O Serviço Público de telefonia

Diz o artigo 22 do Código de Defesa do Consumidor (CDC) que os "órgãos públicos, por si ou suas empresas, concessionárias, permissionárias ou sob qualquer outra forma de empreendimento são obrigados a fornecer serviços adequados, eficientes, seguros e, quanto aos essenciais, contínuos".

Anoto o dado importante para a análise, o de que a lei liga o aspecto da essencialidade do serviço com o aspecto de sua continuidade, isto é, sua não interrupção. Para deixar claro o significado disso, distingo os dois aspectos para a compreensão do que se pode entender por essencial e também contínuo.

Serviço essencial

É pela natureza dos serviços prestados, primeiramente, que se pode definir de sua essencialidade ou não. Assim, pode-se dizer que, em geral, o serviço público, exatamente pelo fato de sê-lo (público), somente pode ser essencial. Não poderia a sociedade funcionar sem um mínimo de segurança pública, sem a existência dos serviços do Poder Judiciário, sem algum serviço de saúde, etc. Nesse sentido, é que se diz que todo serviço público é essencial.

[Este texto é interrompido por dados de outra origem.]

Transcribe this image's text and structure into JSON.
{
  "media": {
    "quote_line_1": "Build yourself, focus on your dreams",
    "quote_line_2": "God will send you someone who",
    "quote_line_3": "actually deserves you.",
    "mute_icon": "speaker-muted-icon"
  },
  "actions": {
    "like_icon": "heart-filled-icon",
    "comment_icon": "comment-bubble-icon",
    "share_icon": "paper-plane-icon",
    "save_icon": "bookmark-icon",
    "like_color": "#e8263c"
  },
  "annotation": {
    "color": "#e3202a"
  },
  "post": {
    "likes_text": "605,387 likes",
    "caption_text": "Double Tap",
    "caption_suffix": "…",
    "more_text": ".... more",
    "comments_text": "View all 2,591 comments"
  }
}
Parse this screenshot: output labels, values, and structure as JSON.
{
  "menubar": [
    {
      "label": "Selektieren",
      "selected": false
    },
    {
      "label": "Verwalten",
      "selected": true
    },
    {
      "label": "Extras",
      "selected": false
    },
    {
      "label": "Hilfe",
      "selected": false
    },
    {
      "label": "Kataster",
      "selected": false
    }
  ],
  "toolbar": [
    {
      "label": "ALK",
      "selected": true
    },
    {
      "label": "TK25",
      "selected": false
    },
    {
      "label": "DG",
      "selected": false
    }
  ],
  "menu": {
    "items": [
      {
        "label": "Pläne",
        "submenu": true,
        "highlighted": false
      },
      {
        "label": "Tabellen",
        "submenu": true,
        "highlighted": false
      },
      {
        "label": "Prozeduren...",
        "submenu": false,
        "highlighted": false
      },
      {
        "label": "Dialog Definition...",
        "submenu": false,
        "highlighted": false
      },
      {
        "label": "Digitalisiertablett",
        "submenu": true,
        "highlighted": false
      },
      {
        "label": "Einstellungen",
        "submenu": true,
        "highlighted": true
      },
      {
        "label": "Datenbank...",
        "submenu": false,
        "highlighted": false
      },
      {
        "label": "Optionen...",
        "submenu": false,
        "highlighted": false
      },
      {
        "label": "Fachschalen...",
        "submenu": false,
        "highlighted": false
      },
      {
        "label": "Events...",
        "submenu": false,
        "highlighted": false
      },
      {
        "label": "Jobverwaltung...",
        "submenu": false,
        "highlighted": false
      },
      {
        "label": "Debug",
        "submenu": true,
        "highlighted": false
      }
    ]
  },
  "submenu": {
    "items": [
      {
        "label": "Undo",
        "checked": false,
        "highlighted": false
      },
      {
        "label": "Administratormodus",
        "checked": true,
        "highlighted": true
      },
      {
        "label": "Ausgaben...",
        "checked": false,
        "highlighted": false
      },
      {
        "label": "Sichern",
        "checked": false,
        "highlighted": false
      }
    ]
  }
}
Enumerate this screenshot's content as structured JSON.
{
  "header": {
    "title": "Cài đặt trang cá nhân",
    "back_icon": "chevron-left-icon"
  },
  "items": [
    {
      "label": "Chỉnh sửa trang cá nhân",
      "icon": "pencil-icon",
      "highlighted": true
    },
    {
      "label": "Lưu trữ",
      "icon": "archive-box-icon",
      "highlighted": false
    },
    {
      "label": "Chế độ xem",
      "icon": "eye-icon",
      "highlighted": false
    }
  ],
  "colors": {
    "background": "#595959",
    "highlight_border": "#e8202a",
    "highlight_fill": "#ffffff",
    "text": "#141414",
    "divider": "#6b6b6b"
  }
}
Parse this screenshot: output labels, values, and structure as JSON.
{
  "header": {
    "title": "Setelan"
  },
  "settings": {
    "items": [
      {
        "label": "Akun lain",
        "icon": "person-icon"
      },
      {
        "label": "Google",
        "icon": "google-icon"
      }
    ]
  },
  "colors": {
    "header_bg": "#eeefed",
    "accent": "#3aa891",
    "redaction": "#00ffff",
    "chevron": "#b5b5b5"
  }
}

Assim, também o são os serviços de fornecimento de energia elétrica, de água e esgoto, de coleta de lixo, de telefonia, etc. (privatizados ou não).

Mas, então, é de perguntar: se todo serviço público é essencial, por que é que a norma estipulou que somente nos essenciais eles são contínuos? Para solucionar o problema, aponto dois aspectos:

a) o caráter não essencial de alguns serviços;

b) o aspecto de urgência.

Existem determinados serviços como, por exemplo, os de ordem burocrática, que, de per si, não se revestem de essencialidade. São serviços auxiliares que: a) servem para que a máquina estatal funcione; b) fornecem documentos solicitados pelo administrado (por exemplo, certidões).

Se fosse levantar algum caráter de essencialidade nesses serviços, só muito longínqua e indiretamente poder-se-ia fazê-lo. Claro que, existirão até mesmo documentos cujo serviço de expedição se reveste de essencialidade, e não estou olvidando disso. Por exemplo, o pedido de certidão para obter a soltura de alguém preso. Nessas hipóteses especiais, é o caso concreto que designará a essencialidade do serviço requerido.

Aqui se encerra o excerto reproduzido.